- The transfer of data between two covered entities, each acting in their primary role as a covered entity (for instance, with provider referrals or insurance claims) is not considered a business associate relationship.
- Law enforcement and government agencies may request PHI, but they are not considered business associates.
Get my free SecurityMetrics HIPAA Guide
Important to understand: covered entity liability
CEs are responsible for knowing who their business associates are, and having proper agreements in place. They’re responsible for drafting BAAs that meet their own requirements, as well as HIPAA requirements. The business associate's responsibility includes adhering to whatever is in the contract, but the CEs must personally take measures to check on their BA’s patient data handling processes and security measures.
Even with the agreement in place, there’s still a shared liability between a covered entity and a business associate.

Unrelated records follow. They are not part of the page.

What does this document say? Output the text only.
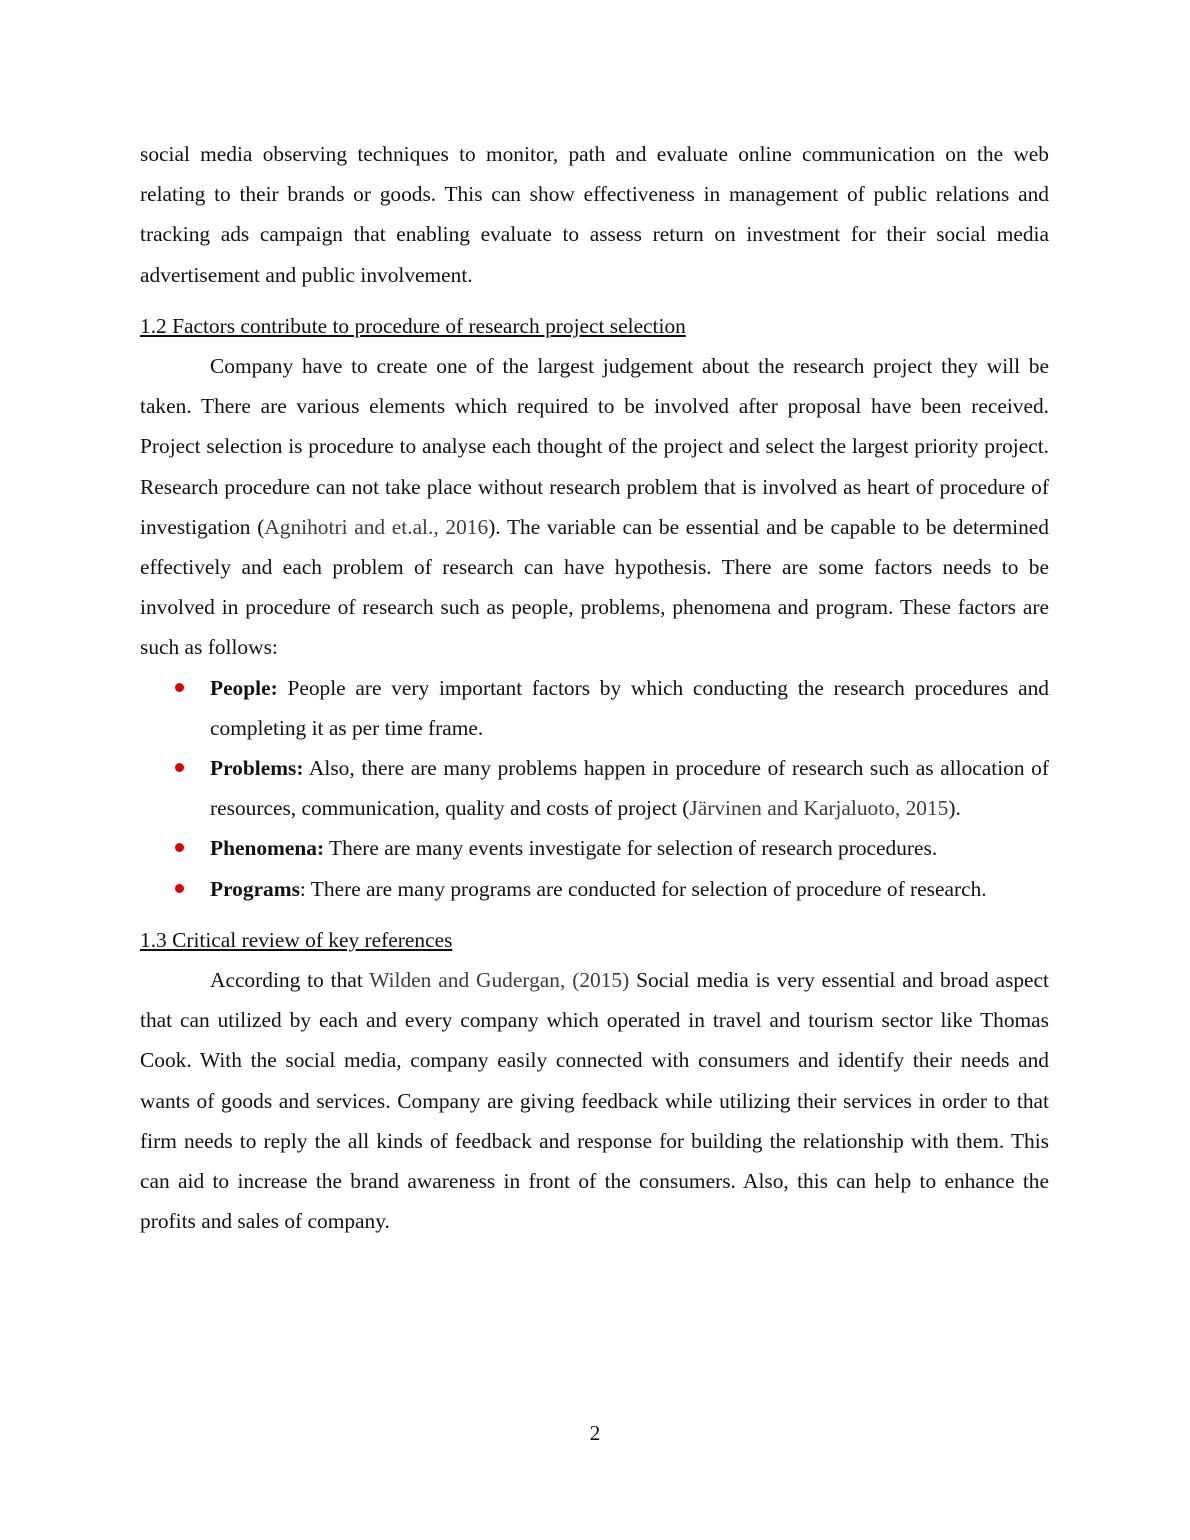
social media observing techniques to monitor, path and evaluate online communication on the web relating to their brands or goods. This can show effectiveness in management of public relations and tracking ads campaign that enabling evaluate to assess return on investment for their social media advertisement and public involvement.

1.2 Factors contribute to procedure of research project selection

Company have to create one of the largest judgement about the research project they will be taken. There are various elements which required to be involved after proposal have been received. Project selection is procedure to analyse each thought of the project and select the largest priority project. Research procedure can not take place without research problem that is involved as heart of procedure of investigation (Agnihotri and et.al., 2016). The variable can be essential and be capable to be determined effectively and each problem of research can have hypothesis. There are some factors needs to be involved in procedure of research such as people, problems, phenomena and program. These factors are such as follows:

People: People are very important factors by which conducting the research procedures and completing it as per time frame.
Problems: Also, there are many problems happen in procedure of research such as allocation of resources, communication, quality and costs of project (Järvinen and Karjaluoto, 2015).
Phenomena: There are many events investigate for selection of research procedures.
Programs: There are many programs are conducted for selection of procedure of research.
1.3 Critical review of key references

According to that Wilden and Gudergan, (2015) Social media is very essential and broad aspect that can utilized by each and every company which operated in travel and tourism sector like Thomas Cook. With the social media, company easily connected with consumers and identify their needs and wants of goods and services. Company are giving feedback while utilizing their services in order to that firm needs to reply the all kinds of feedback and response for building the relationship with them. This can aid to increase the brand awareness in front of the consumers. Also, this can help to enhance the profits and sales of company.

2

If the covered entity drafts and signs the best possible agreement, and keeps it up to date—but doesn’t monitor compliance, there isn’t a high level of protection from data breaches and fines. And, in the event of a data breach, covered entities will be required to show that they’ve done their due diligence and given best efforts to prevent the breach.
Remember that while a properly executed business associate agreement will transfer most of the financial liability of a BA’s data breach to the BA itself, there remains the ever-present risk of damage to the covered entity’s public reputation.
What’s in a business associate agreement?
First of all, realize that you need to know the ins and outs of what’s in (and should be in) a business associate agreement. Most covered entities use a business associate agreement template, which is fine and even recommended. But regardless of who created it, you need to know what’s in it.
Some of the required elements:
- Permissible and required disclosures: what the business associate can and can’t do with the data, as well as what they’re required to do with the data
- Reference to “downstream” subcontractors: ensure that they are responsible to abide by the same terms as the BAs
- BA’s duty to safeguard the data: with reference to the security rule
- Reporting obligations: BA’s responsibility to notify CE of impermissible disclosures, which could include a data breach incident
- Termination clause: CE can terminate the contract for violation of terms, and in the event of termination, the BA must return or destroy the data
Elements that aren’t legally required but are still good to have:
- A “right to audit” clause: gives the covered entity right to monitor the business associate’s compliance with BAA
- Indemnification clause: each party will take respective responsibility for any financial harm caused
- Expiration dates: if you don’t regularly review your BAAs, they may have expiration dates of which you’re unaware. This puts them at risk of becoming invalid. Does HIPAA require expiration dates on business associate agreements? No. The agreements can be in force indefinitely. However, it’s crucial that you check on them periodically, so expiration dates are a great way to force the action of review.
The “minimum necessary” rule
This requirement is found in the HIPAA Privacy Rule and supports the foundational principle that parties shouldn’t create, use, disclose, or transfer more information than is needed to complete the task.
Many BAs believe that the covered entity takes care of the minimum necessary requirement. But, the business associate also has the responsibility to request and use only the minimum amount of information required to perform the task.
BAA contract negotiation
Sometimes business associates want to change parts of the agreement. Or, a larger organization might have a standard contract and won’t sign anyone’s but their own. In these cases, you can find yourself at a sticking point. Where do you dig in your heels and where do you give a little leeway?
If you find yourself in this situation:
- Create a checklist of items to address
- Understand that required elements are not negotiable
- Identify objectives and prioritize them to avoid getting stuck on non-important issues
If a business associate is not going to comply with certain things, that’s a good indication as to whether or not you should work with them.
HIPAA regulations require you to take action if you know or believe a business associate is not HIPAA compliant. And, covered entities should remember that they have purchasing power in relation to a business associate. In a recent SecurityMetrics poll, we asked covered entities if they would work with a business associate who would not sign a BAA. 100% of respondents answered, “no.”
HIPAA Compliance
Even if a business associate does not consider itself to be “within” the healthcare industry, the reality is that if they store, process, transmit, maintain and/or touch protected health information in any way—they must be HIPAA compliant. Covered entities may catch more heat from data breaches, but business associates are also legally bound to protect PHI.
The business associate agreement is the starting point for the covered entity-business associate relationship. It defines roles, places responsibilities, and—if properly followed + maintained—ultimately helps keep protected health information safe and secure.